The past few years have seen record investments in digital health. More than $12 billion have been poured into digital health companies in 2014 and 2015 alone, according to Rock Health, and there’s no indication of any slowing in 2016. Here are my predictions for what’s in store for health care in the New Year:
#1: Fragmented and disparate data sets turning into relevant and comprehensive information sets
Healthcare data sources have been siloed and fragmented for years. Data in electronic health records (EHRs) have worked within the hospital setting (to some degree), but not across systems, or for the consumer. Patient portals have attempted to bring data together, but with limited adoption due to sporadic data, old interfaces and no clear use model. With new data standards, APIs, and open source developments, data will become more fluid and accessible. We will finally start to see data portability and data integration in ways not witnessed before. This will be to the benefit of the consumer, who will be able to share and embed data from different sources into their preferred view. This will ultimately create a more relevant and engaged experience for the healthcare consumer.
#2 Continuous and team-based care on the rise
Along with a deeper and more portable experience of one’s own healthcare information (both from the healthcare system and via patient-driven data) comes a more continuous and streamlined patient-doctor experience. Interaction between the patient and the system will happen via Wi-Fi enabled technology and smart devices allowing for a continuous stream of data and information. This will benefit the doctor, who will be able to interact and react much faster. It will also do away with the “information black-outs” that often occurs between the time a patient visits their physician, all the way until their next scheduled visit. The patient will also be able to better track their condition. Furthermore, much of this information can be shared with the patient’s broader care team such as significant others, children, specialists, etc. This will ultimately benefit the care provider, the patient and the overall system.

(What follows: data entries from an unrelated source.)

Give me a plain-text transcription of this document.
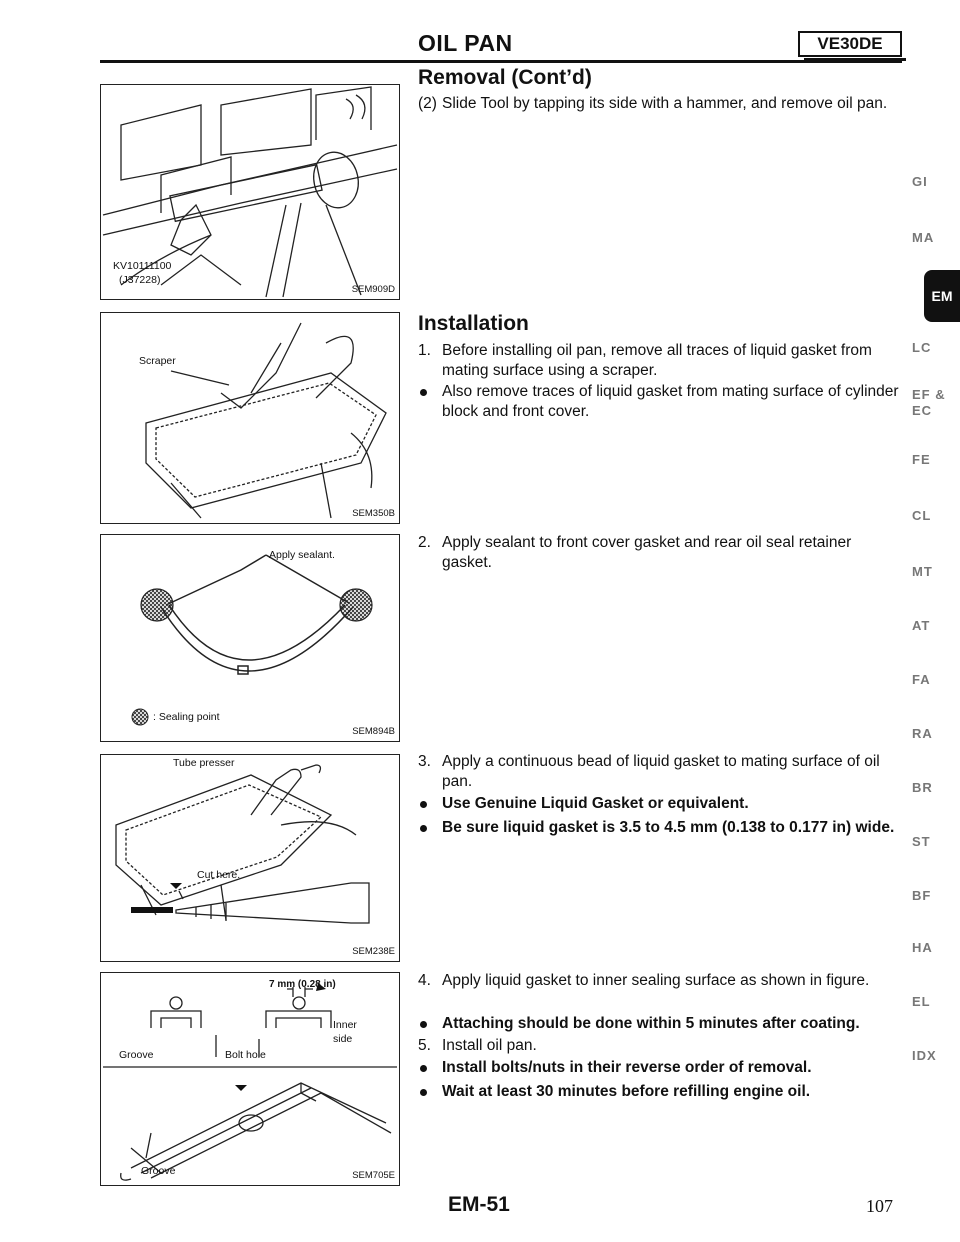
OIL PAN	VE30DE
Removal (Cont’d)
(2) Slide Tool by tapping its side with a hammer, and remove oil pan.
Installation
1. Before installing oil pan, remove all traces of liquid gasket from mating surface using a scraper.
Also remove traces of liquid gasket from mating surface of cylinder block and front cover.
2. Apply sealant to front cover gasket and rear oil seal retainer gasket.
3. Apply a continuous bead of liquid gasket to mating surface of oil pan.
Use Genuine Liquid Gasket or equivalent.
Be sure liquid gasket is 3.5 to 4.5 mm (0.138 to 0.177 in) wide.
4. Apply liquid gasket to inner sealing surface as shown in figure.
Attaching should be done within 5 minutes after coating.
5. Install oil pan.
Install bolts/nuts in their reverse order of removal.
Wait at least 30 minutes before refilling engine oil.
KV10111100
(J37228)
SEM909D
Scraper
SEM350B
Apply sealant.
: Sealing point
SEM894B
Tube presser
Cut here.
SEM238E
7 mm (0.28 in)
Inner
side
Groove	Bolt hole
Groove	SEM705E
GI
MA
EM
LC
EF &
EC
FE
CL
MT
AT
FA
RA
BR
ST
BF
HA
EL
IDX
EM-51	107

#3 Millennials will be the catalysts for the healthcare consumer revolution
One of the most over-used buzzwords in the healthcare industry today is “consumer/patient engagement.” Everyone seems to have a solution for driving up engagement for the masses. However, it’s a fallacy to believe that anyone or everyone will engage in a particular system, process or technology. As is the case with most products, an early-adopter segment needs to be identified to successfully scale and ramp up sales. For healthcare, millennials will be a great catalyst for change and the movement towards consumerism. This generation has grown up with Uber, Amazon, Instagram and Facetime. They will demand a much more efficient and technology driven healthcare experience. They will push for a seamless and personalized experience, and their voice will become stronger and stronger over the years as they start consuming healthcare to a greater extent.